Wednesday, June 03, 2020

The KNN PCB post !

[ I was told that I got the name of the algorithm wrong. The algorithm is supposed to called KMeans clustering and not K-nearest neighbour. Sadly, reverting to the proper name of the algorithm meant that I cannot use the eye-catching title which is quite KNN in the end.  ]

I've been getting more interesting progress in my machine learning this Post Circuit Breaker (hence PCB) season.

For rookies who are delving into darker recesses of machine learning, a low hanging fruit to improve your AI programming skills is K-nearest neighbour algorithm (KNN). So this article is a discussion on my attempts to use the K-nearest neighbour algorithm during the Post circuit breaker era.

(Hence KNN PCB !)

One question I always had for myself is how do we categorise blue-chips into clusters of stocks so that we can think about them in an easier manner. Intuitively, I tell my students that you can get a firmer grasp of the STI if you think about Banks, REITs, Developers and Jardine counters. But the weakness of this approach is that the four categories I mentioned only cover only 16 stocks, what about the remaining 14?

KNN is a method to train a computer to look at fundamental data and then divide the group of 30 stocks into different categories based on how closely their financial data fit each other. Unlike a human being that only review 1 or 2 numbers at the same time, a computer can look at the entire suite of financial figures.

Here is how the input data for 30 STI components looks like :

The data cannot be just fed from financial database, it needs some pre-processing work to remove blank entries can have to me scaled mathematically so we that we will not bias any financial metric during this exercise. Details of dimensionality reduction and scaling are too boring and technical for this blog.

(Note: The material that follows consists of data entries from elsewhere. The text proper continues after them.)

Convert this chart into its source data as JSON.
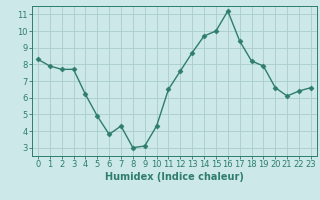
{
  "x": [
    0,
    1,
    2,
    3,
    4,
    5,
    6,
    7,
    8,
    9,
    10,
    11,
    12,
    13,
    14,
    15,
    16,
    17,
    18,
    19,
    20,
    21,
    22,
    23
  ],
  "y": [
    8.3,
    7.9,
    7.7,
    7.7,
    6.2,
    4.9,
    3.8,
    4.3,
    3.0,
    3.1,
    4.3,
    6.5,
    7.6,
    8.7,
    9.7,
    10.0,
    11.2,
    9.4,
    8.2,
    7.9,
    6.6,
    6.1,
    6.4,
    6.6
  ],
  "line_color": "#2e7d6e",
  "marker_color": "#2e7d6e",
  "bg_color": "#cce8e8",
  "grid_color": "#aacccc",
  "xlabel": "Humidex (Indice chaleur)",
  "ylim": [
    2.5,
    11.5
  ],
  "xlim": [
    -0.5,
    23.5
  ],
  "yticks": [
    3,
    4,
    5,
    6,
    7,
    8,
    9,
    10,
    11
  ],
  "xticks": [
    0,
    1,
    2,
    3,
    4,
    5,
    6,
    7,
    8,
    9,
    10,
    11,
    12,
    13,
    14,
    15,
    16,
    17,
    18,
    19,
    20,
    21,
    22,
    23
  ],
  "tick_color": "#2e7d6e",
  "spine_color": "#2e7d6e",
  "label_color": "#2e7d6e",
  "xlabel_fontsize": 7,
  "tick_fontsize": 6
}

Once the data is cleaned and ready, I would have to decide arbitrarily on how many clusters are there in the SGX. I figured that 7 is a nice round number because the human brain is designed to deal with about 5-7 objects at the same time.

Running the KNN algorithm I wrote for STI data, my program works!

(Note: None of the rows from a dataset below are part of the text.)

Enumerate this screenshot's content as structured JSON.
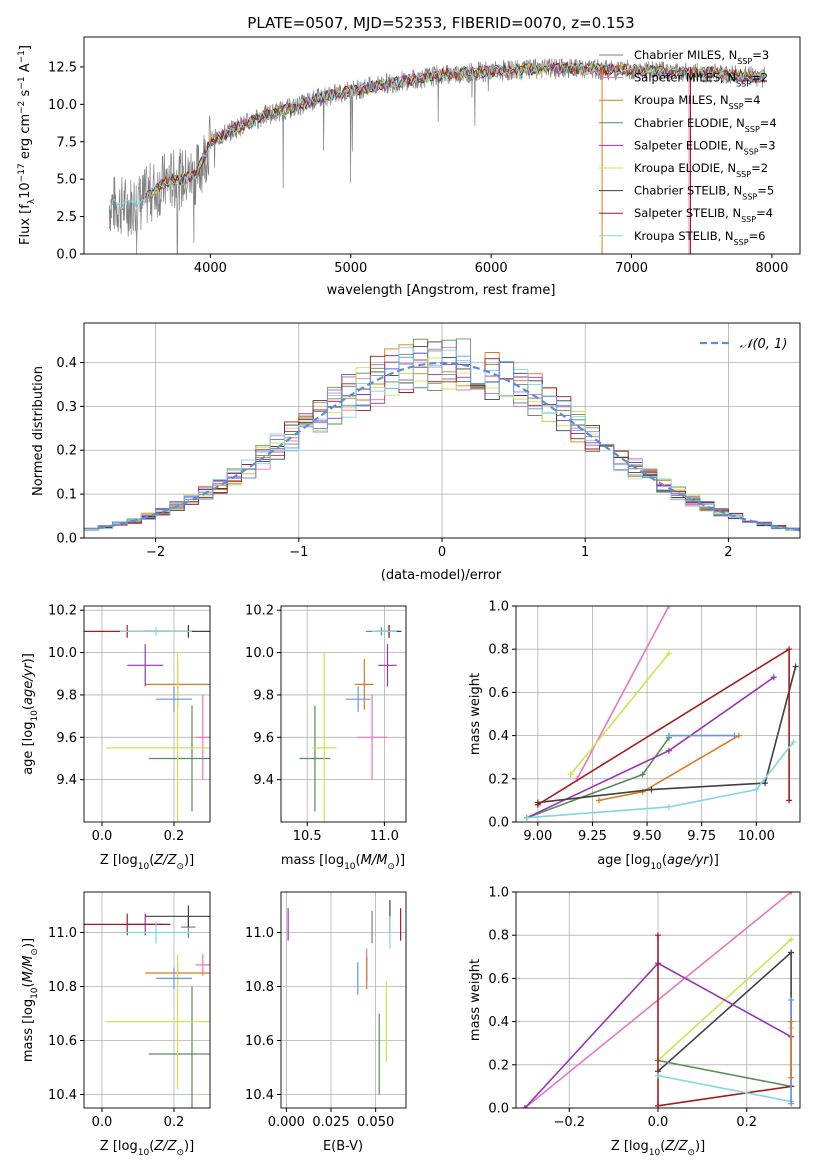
{
  "figure_title": "PLATE=0507, MJD=52353, FIBERID=0070, z=0.153",
  "colors": {
    "chab_miles": "#808080",
    "salp_miles": "#e377c2",
    "krou_miles": "#d97b21",
    "chab_elodie": "#5a8c56",
    "salp_elodie": "#9834b4",
    "krou_elodie": "#cfe250",
    "chab_stelib": "#404040",
    "salp_stelib": "#a31c1c",
    "krou_stelib": "#80d7e0",
    "blue": "#6495ed",
    "grid": "#b0b0b0"
  },
  "chart_data": [
    {
      "id": "spectrum",
      "type": "line",
      "xlabel": "wavelength [Angstrom, rest frame]",
      "ylabel": "Flux [f_λ 10^-17 erg cm^-2 s^-1 A^-1]",
      "xlim": [
        3100,
        8200
      ],
      "ylim": [
        0,
        14.5
      ],
      "xticks": [
        "4000",
        "5000",
        "6000",
        "7000",
        "8000"
      ],
      "yticks": [
        "0.0",
        "2.5",
        "5.0",
        "7.5",
        "10.0",
        "12.5"
      ],
      "legend_position": "upper-right",
      "legend": [
        {
          "sym": "Chabrier MILES, N",
          "sub": "SSP",
          "eq": "=3",
          "color": "#808080"
        },
        {
          "sym": "Salpeter MILES, N",
          "sub": "SSP",
          "eq": "=2",
          "color": "#e377c2"
        },
        {
          "sym": "Kroupa MILES, N",
          "sub": "SSP",
          "eq": "=4",
          "color": "#d97b21"
        },
        {
          "sym": "Chabrier ELODIE, N",
          "sub": "SSP",
          "eq": "=4",
          "color": "#5a8c56"
        },
        {
          "sym": "Salpeter ELODIE, N",
          "sub": "SSP",
          "eq": "=3",
          "color": "#9834b4"
        },
        {
          "sym": "Kroupa ELODIE, N",
          "sub": "SSP",
          "eq": "=2",
          "color": "#cfe250"
        },
        {
          "sym": "Chabrier STELIB, N",
          "sub": "SSP",
          "eq": "=5",
          "color": "#404040"
        },
        {
          "sym": "Salpeter STELIB, N",
          "sub": "SSP",
          "eq": "=4",
          "color": "#a31c1c"
        },
        {
          "sym": "Kroupa STELIB, N",
          "sub": "SSP",
          "eq": "=6",
          "color": "#80d7e0"
        }
      ],
      "continuum_x": [
        3280,
        3400,
        3500,
        3600,
        3700,
        3800,
        3900,
        4000,
        4100,
        4200,
        4400,
        4600,
        4800,
        5000,
        5200,
        5400,
        5600,
        5800,
        6000,
        6200,
        6400,
        6600,
        6800,
        7000,
        7200,
        7400,
        7600,
        7800,
        7950
      ],
      "continuum_y": [
        3.3,
        3.2,
        3.4,
        4.3,
        4.9,
        5.0,
        5.3,
        7.5,
        8.0,
        8.5,
        9.3,
        9.8,
        10.5,
        10.9,
        11.3,
        11.6,
        11.9,
        12.1,
        12.2,
        12.3,
        12.4,
        12.4,
        12.3,
        12.3,
        12.2,
        12.1,
        12.1,
        11.9,
        11.8
      ]
    },
    {
      "id": "residuals",
      "type": "histogram",
      "xlabel": "(data-model)/error",
      "ylabel": "Normed distribution",
      "xlim": [
        -2.5,
        2.5
      ],
      "ylim": [
        0,
        0.49
      ],
      "xticks": [
        "−2",
        "−1",
        "0",
        "1",
        "2"
      ],
      "yticks": [
        "0.0",
        "0.1",
        "0.2",
        "0.3",
        "0.4"
      ],
      "legend": "N(0,1)",
      "legend_position": "upper-right"
    },
    {
      "id": "age_vs_Z",
      "type": "errorbar",
      "xlabel": "Z [log10(Z/Z_sun)]",
      "ylabel": "age [log10(age/yr)]",
      "xlim": [
        -0.05,
        0.3
      ],
      "ylim": [
        9.2,
        10.22
      ],
      "xticks": [
        "0.0",
        "0.2"
      ],
      "yticks": [
        "9.4",
        "9.6",
        "9.8",
        "10.0",
        "10.2"
      ]
    },
    {
      "id": "age_vs_mass",
      "type": "errorbar",
      "xlabel": "mass [log10(M/M_sun)]",
      "xlim": [
        10.33,
        11.14
      ],
      "ylim": [
        9.2,
        10.22
      ],
      "xticks": [
        "10.5",
        "11.0"
      ],
      "yticks": [
        "9.4",
        "9.6",
        "9.8",
        "10.0",
        "10.2"
      ]
    },
    {
      "id": "massweight_vs_age",
      "type": "line",
      "xlabel": "age [log10(age/yr)]",
      "ylabel": "mass weight",
      "xlim": [
        8.9,
        10.2
      ],
      "ylim": [
        0,
        1
      ],
      "xticks": [
        "9.00",
        "9.25",
        "9.50",
        "9.75",
        "10.00"
      ],
      "yticks": [
        "0.0",
        "0.2",
        "0.4",
        "0.6",
        "0.8",
        "1.0"
      ]
    },
    {
      "id": "mass_vs_Z",
      "type": "errorbar",
      "xlabel": "Z [log10(Z/Z_sun)]",
      "ylabel": "mass [log10(M/M_sun)]",
      "xlim": [
        -0.05,
        0.3
      ],
      "ylim": [
        10.35,
        11.15
      ],
      "xticks": [
        "0.0",
        "0.2"
      ],
      "yticks": [
        "10.4",
        "10.6",
        "10.8",
        "11.0"
      ]
    },
    {
      "id": "mass_vs_ebv",
      "type": "errorbar",
      "xlabel": "E(B-V)",
      "xlim": [
        -0.003,
        0.067
      ],
      "ylim": [
        10.35,
        11.15
      ],
      "xticks": [
        "0.000",
        "0.025",
        "0.050"
      ],
      "yticks": [
        "10.4",
        "10.6",
        "10.8",
        "11.0"
      ]
    },
    {
      "id": "massweight_vs_Z",
      "type": "line",
      "xlabel": "Z [log10(Z/Z_sun)]",
      "ylabel": "mass weight",
      "xlim": [
        -0.32,
        0.32
      ],
      "ylim": [
        0,
        1
      ],
      "xticks": [
        "−0.2",
        "0.0",
        "0.2"
      ],
      "yticks": [
        "0.0",
        "0.2",
        "0.4",
        "0.6",
        "0.8",
        "1.0"
      ]
    }
  ],
  "models": [
    {
      "key": "chab_miles",
      "Z": 0.24,
      "zx": 0.02,
      "age": 10.1,
      "ay": 0.02,
      "mass": 10.98,
      "mx": 0.1,
      "mass_y": 11.02,
      "ebv": 0.048,
      "ages": [],
      "weights": []
    },
    {
      "key": "salp_miles",
      "Z": 0.28,
      "zx": 0.02,
      "age": 9.6,
      "ay": 0.2,
      "mass": 10.92,
      "mx": 0.1,
      "mass_y": 10.88,
      "ebv": 0.045,
      "ages": [
        9.18,
        9.6
      ],
      "weights": [
        0.2,
        1.0
      ]
    },
    {
      "key": "krou_miles",
      "Z": 0.21,
      "zx": 0.09,
      "age": 9.85,
      "ay": 0.12,
      "mass": 10.87,
      "mx": 0.06,
      "mass_y": 10.85,
      "ebv": 0.045,
      "ages": [
        9.28,
        9.48,
        9.92
      ],
      "weights": [
        0.1,
        0.14,
        0.4
      ]
    },
    {
      "key": "chab_elodie",
      "Z": 0.25,
      "zx": 0.12,
      "age": 9.5,
      "ay": 0.25,
      "mass": 10.55,
      "mx": 0.1,
      "mass_y": 10.55,
      "ebv": 0.052,
      "ages": [
        8.95,
        9.48,
        9.6
      ],
      "weights": [
        0.02,
        0.22,
        0.39
      ]
    },
    {
      "key": "salp_elodie",
      "Z": 0.12,
      "zx": 0.05,
      "age": 9.94,
      "ay": 0.1,
      "mass": 11.02,
      "mx": 0.06,
      "mass_y": 11.03,
      "ebv": 0.001,
      "ages": [
        8.95,
        9.6,
        10.08
      ],
      "weights": [
        0.02,
        0.33,
        0.67
      ]
    },
    {
      "key": "krou_elodie",
      "Z": 0.21,
      "zx": 0.2,
      "age": 9.55,
      "ay": 0.45,
      "mass": 10.61,
      "mx": 0.08,
      "mass_y": 10.67,
      "ebv": 0.056,
      "ages": [
        9.15,
        9.6
      ],
      "weights": [
        0.22,
        0.78
      ]
    },
    {
      "key": "chab_stelib",
      "Z": 0.24,
      "zx": 0.12,
      "age": 10.1,
      "ay": 0.03,
      "mass": 11.03,
      "mx": 0.08,
      "mass_y": 11.06,
      "ebv": 0.058,
      "ages": [
        9.0,
        9.52,
        10.04,
        10.18
      ],
      "weights": [
        0.09,
        0.15,
        0.18,
        0.72
      ]
    },
    {
      "key": "salp_stelib",
      "Z": 0.07,
      "zx": 0.12,
      "age": 10.1,
      "ay": 0.03,
      "mass": 11.03,
      "mx": 0.05,
      "mass_y": 11.03,
      "ebv": 0.064,
      "ages": [
        9.0,
        10.15,
        10.15
      ],
      "weights": [
        0.08,
        0.8,
        0.1
      ]
    },
    {
      "key": "krou_stelib",
      "Z": 0.15,
      "zx": 0.1,
      "age": 10.1,
      "ay": 0.02,
      "mass": 11.0,
      "mx": 0.08,
      "mass_y": 11.0,
      "ebv": 0.058,
      "ages": [
        8.95,
        9.6,
        10.0,
        10.17
      ],
      "weights": [
        0.02,
        0.07,
        0.15,
        0.37
      ]
    },
    {
      "key": "blue",
      "Z": 0.2,
      "zx": 0.05,
      "age": 9.78,
      "ay": 0.06,
      "mass": 10.83,
      "mx": 0.08,
      "mass_y": 10.83,
      "ebv": 0.04,
      "ages": [
        9.6,
        9.9
      ],
      "weights": [
        0.4,
        0.4
      ]
    }
  ],
  "mwz": [
    {
      "key": "salp_miles",
      "pts": [
        [
          -0.3,
          0.0
        ],
        [
          0.3,
          1.0
        ]
      ]
    },
    {
      "key": "krou_elodie",
      "pts": [
        [
          0.0,
          0.22
        ],
        [
          0.3,
          0.78
        ]
      ]
    },
    {
      "key": "chab_stelib",
      "pts": [
        [
          0.0,
          0.17
        ],
        [
          0.3,
          0.72
        ],
        [
          0.3,
          0.1
        ]
      ]
    },
    {
      "key": "salp_elodie",
      "pts": [
        [
          -0.3,
          0.0
        ],
        [
          0.0,
          0.67
        ],
        [
          0.3,
          0.33
        ]
      ]
    },
    {
      "key": "chab_elodie",
      "pts": [
        [
          0.0,
          0.22
        ],
        [
          0.3,
          0.1
        ]
      ]
    },
    {
      "key": "salp_stelib",
      "pts": [
        [
          0.0,
          0.8
        ],
        [
          0.0,
          0.01
        ],
        [
          0.3,
          0.1
        ]
      ]
    },
    {
      "key": "krou_stelib",
      "pts": [
        [
          0.0,
          0.15
        ],
        [
          0.3,
          0.03
        ],
        [
          0.3,
          0.37
        ]
      ]
    },
    {
      "key": "blue",
      "pts": [
        [
          0.3,
          0.5
        ],
        [
          0.3,
          0.02
        ]
      ]
    },
    {
      "key": "krou_miles",
      "pts": [
        [
          0.3,
          0.14
        ],
        [
          0.3,
          0.4
        ]
      ]
    }
  ]
}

Like a Frankenstein Monster, it can group stocks into various categories. The print-out is not that inspiring though :

Here are some insights from my program:

a) A major victory is that all three banks OCBC, UOB and DBS are categorised within their own cluster which confirms that my algorithm works.
b) Another major victory is that the AI was able to cluster all the REITs within the same group. The downside is that UOL and Hongkong Land was unfortunately also clumped together with the REITs category.
c) All three Jardine counters were mysteriously packed in the same cluster. I was a tad disappointed that the AI did not clump Hong Kong Land and Dairy into the mix.

At this point, I exhausted my experience and intuition as a retail investor.

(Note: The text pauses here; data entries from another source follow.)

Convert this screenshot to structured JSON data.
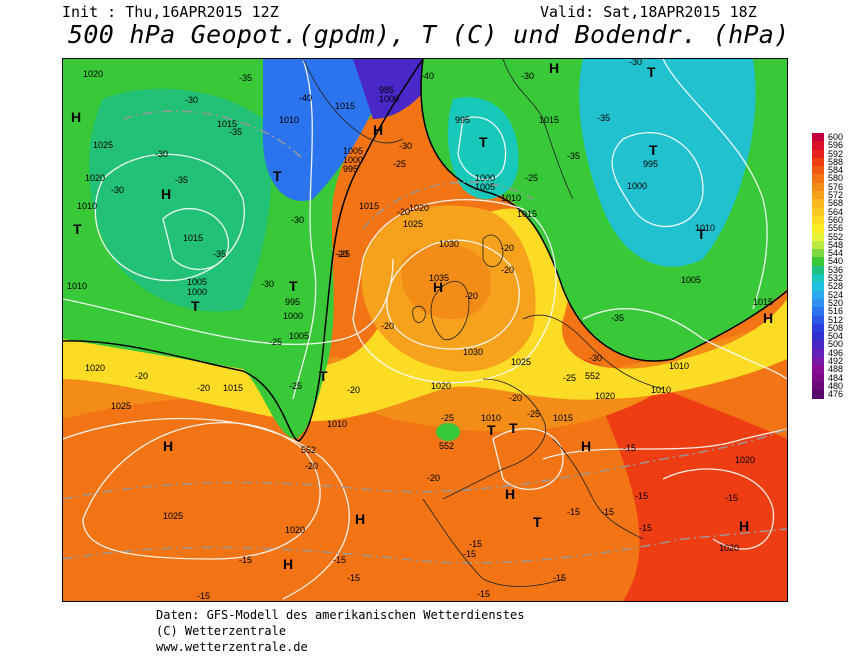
{
  "header": {
    "init": "Init : Thu,16APR2015 12Z",
    "valid": "Valid: Sat,18APR2015 18Z",
    "title": "500 hPa Geopot.(gpdm), T (C) und Bodendr. (hPa)"
  },
  "legend": {
    "levels": [
      "600",
      "596",
      "592",
      "588",
      "584",
      "580",
      "576",
      "572",
      "568",
      "564",
      "560",
      "556",
      "552",
      "548",
      "544",
      "540",
      "536",
      "532",
      "528",
      "524",
      "520",
      "516",
      "512",
      "508",
      "504",
      "500",
      "496",
      "492",
      "488",
      "484",
      "480",
      "476"
    ],
    "colors": [
      "#c0003a",
      "#d8102a",
      "#e82020",
      "#ee3d12",
      "#f05a10",
      "#f27414",
      "#f48c18",
      "#f6a21c",
      "#f8b820",
      "#fac822",
      "#fcdc24",
      "#fcee26",
      "#e8f43a",
      "#bcea40",
      "#7ed842",
      "#38c838",
      "#20c080",
      "#18c8b8",
      "#20c0e0",
      "#2ca8ee",
      "#3090f0",
      "#2c74ee",
      "#2c58e8",
      "#2c40e0",
      "#3030d0",
      "#4a28c8",
      "#6420b8",
      "#7818a8",
      "#880c98",
      "#7a0a88",
      "#6a0878",
      "#58086a"
    ]
  },
  "map": {
    "pressure_centers": [
      {
        "type": "H",
        "label": "H"
      },
      {
        "type": "T",
        "label": "T"
      }
    ],
    "isobar_labels": [
      "1020",
      "1025",
      "1010",
      "1015",
      "1005",
      "1000",
      "995",
      "985",
      "1030",
      "1035"
    ],
    "isotherm_labels": [
      "-40",
      "-35",
      "-30",
      "-25",
      "-20",
      "-15"
    ],
    "contour_labels": [
      "552"
    ]
  },
  "footer": {
    "line1": "Daten: GFS-Modell des amerikanischen Wetterdienstes",
    "line2": "(C) Wetterzentrale",
    "line3": "www.wetterzentrale.de"
  }
}
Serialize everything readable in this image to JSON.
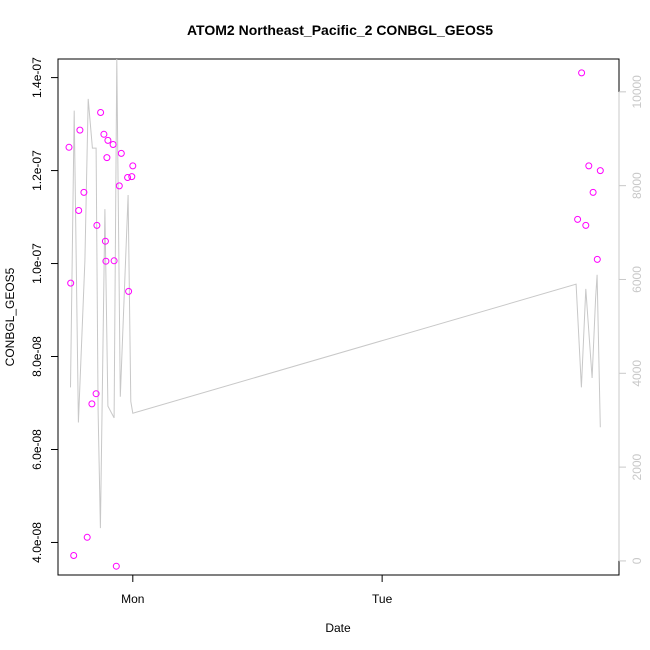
{
  "chart_data": {
    "type": "scatter",
    "title": "ATOM2 Northeast_Pacific_2 CONBGL_GEOS5",
    "xlabel": "Date",
    "ylabel": "CONBGL_GEOS5",
    "x_ticks": [
      "Mon",
      "Tue"
    ],
    "x_tick_days": [
      1,
      2
    ],
    "xlim": [
      0.7,
      2.95
    ],
    "y_ticks": [
      "4.0e-08",
      "6.0e-08",
      "8.0e-08",
      "1.0e-07",
      "1.2e-07",
      "1.4e-07"
    ],
    "ylim": [
      3.3e-08,
      1.44e-07
    ],
    "y2_ticks": [
      "0",
      "2000",
      "4000",
      "6000",
      "8000",
      "10000"
    ],
    "y2lim": [
      -300,
      10700
    ],
    "grid": false,
    "colors": {
      "points": "#ff00ff",
      "line": "#c8c8c8",
      "axis": "#000000",
      "right_axis": "#c8c8c8"
    },
    "series": [
      {
        "axis": "left",
        "style": "open-circle",
        "points": [
          {
            "x": 0.744,
            "y": 1.25e-07
          },
          {
            "x": 0.751,
            "y": 9.58e-08
          },
          {
            "x": 0.763,
            "y": 3.72e-08
          },
          {
            "x": 0.783,
            "y": 1.114e-07
          },
          {
            "x": 0.788,
            "y": 1.287e-07
          },
          {
            "x": 0.804,
            "y": 1.153e-07
          },
          {
            "x": 0.817,
            "y": 4.11e-08
          },
          {
            "x": 0.836,
            "y": 6.98e-08
          },
          {
            "x": 0.853,
            "y": 7.2e-08
          },
          {
            "x": 0.856,
            "y": 1.082e-07
          },
          {
            "x": 0.871,
            "y": 1.325e-07
          },
          {
            "x": 0.884,
            "y": 1.278e-07
          },
          {
            "x": 0.89,
            "y": 1.048e-07
          },
          {
            "x": 0.892,
            "y": 1.005e-07
          },
          {
            "x": 0.896,
            "y": 1.228e-07
          },
          {
            "x": 0.9,
            "y": 1.265e-07
          },
          {
            "x": 0.921,
            "y": 1.256e-07
          },
          {
            "x": 0.925,
            "y": 1.006e-07
          },
          {
            "x": 0.934,
            "y": 3.49e-08
          },
          {
            "x": 0.946,
            "y": 1.167e-07
          },
          {
            "x": 0.954,
            "y": 1.237e-07
          },
          {
            "x": 0.979,
            "y": 1.185e-07
          },
          {
            "x": 0.983,
            "y": 9.4e-08
          },
          {
            "x": 0.996,
            "y": 1.187e-07
          },
          {
            "x": 1.0,
            "y": 1.21e-07
          },
          {
            "x": 2.784,
            "y": 1.095e-07
          },
          {
            "x": 2.8,
            "y": 1.41e-07
          },
          {
            "x": 2.817,
            "y": 1.082e-07
          },
          {
            "x": 2.829,
            "y": 1.21e-07
          },
          {
            "x": 2.846,
            "y": 1.153e-07
          },
          {
            "x": 2.863,
            "y": 1.009e-07
          },
          {
            "x": 2.875,
            "y": 1.2e-07
          }
        ]
      },
      {
        "axis": "right",
        "style": "line",
        "points": [
          {
            "x": 0.75,
            "y": 3700
          },
          {
            "x": 0.765,
            "y": 9600
          },
          {
            "x": 0.782,
            "y": 2950
          },
          {
            "x": 0.808,
            "y": 6400
          },
          {
            "x": 0.821,
            "y": 9850
          },
          {
            "x": 0.838,
            "y": 8800
          },
          {
            "x": 0.853,
            "y": 8800
          },
          {
            "x": 0.861,
            "y": 3200
          },
          {
            "x": 0.87,
            "y": 700
          },
          {
            "x": 0.888,
            "y": 7500
          },
          {
            "x": 0.9,
            "y": 3300
          },
          {
            "x": 0.925,
            "y": 3050
          },
          {
            "x": 0.936,
            "y": 10700
          },
          {
            "x": 0.95,
            "y": 3500
          },
          {
            "x": 0.981,
            "y": 7800
          },
          {
            "x": 0.992,
            "y": 3400
          },
          {
            "x": 1.0,
            "y": 3150
          },
          {
            "x": 2.778,
            "y": 5900
          },
          {
            "x": 2.799,
            "y": 3700
          },
          {
            "x": 2.817,
            "y": 5800
          },
          {
            "x": 2.842,
            "y": 3900
          },
          {
            "x": 2.856,
            "y": 5600
          },
          {
            "x": 2.862,
            "y": 6100
          },
          {
            "x": 2.875,
            "y": 2850
          }
        ]
      }
    ]
  }
}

Everything hence-forth are weird AI insights that showed me how blind I was:

a) For some strange reason, Thai Beverage is always an island in its own cluster. This cautions us to take care when analyzing Thai Beverage, it is truly the outsider in the group of 30 STI components.
b) Singapore Exchange and Dairy Farm seem to be strange bedfellows forming a cluster of 2.
c) SATs, Venture, Comfort Degro, ST Engineering and YZJ forms a cluster of engineering firms. This is likely what's missing from what I've been teaching my students!
d) I suspect the AI dumped the rest into a mega-cluster: SIA, Wilmar, SPH, Capitaland, Singtel, Genting, Keppel, SembCorp, City Developments.

Perhaps a more logical clustering will occur once I raise the number of cluster by 3 or 4.

There are random elements to the KNN algorithm such that running it multiple times produces different results so I have to level up my machine learning skills to a much higher level before I have a program that can automatically sort various stocks into different categories just by reviewing financial data.

To level up my machine learning skills, I have to revise the Maths I picked up during my JC and NUS Engineering days, this includes matrices and linear programming. Just this week, I finally figured out what an eigenvector is and how to apply it to a practical money problem!

I would also have to review this outdated notion that my law degree may be the last one that I will pursue in my lifetime... There will come a point of time I will need academic instruction to create a better artificial brain to help me with my investment decisions.

( Also we need to bring Computing and F Maths back into popular A levels subject combinations. You can't play in this new world without it! )


ML said...

What you describe is K-Means clustering for unlabeled data
KNN is a classification technique for labeled data. They are not the same.

Christopher Ng Wai Chung said...

Thank you, I have amended my post.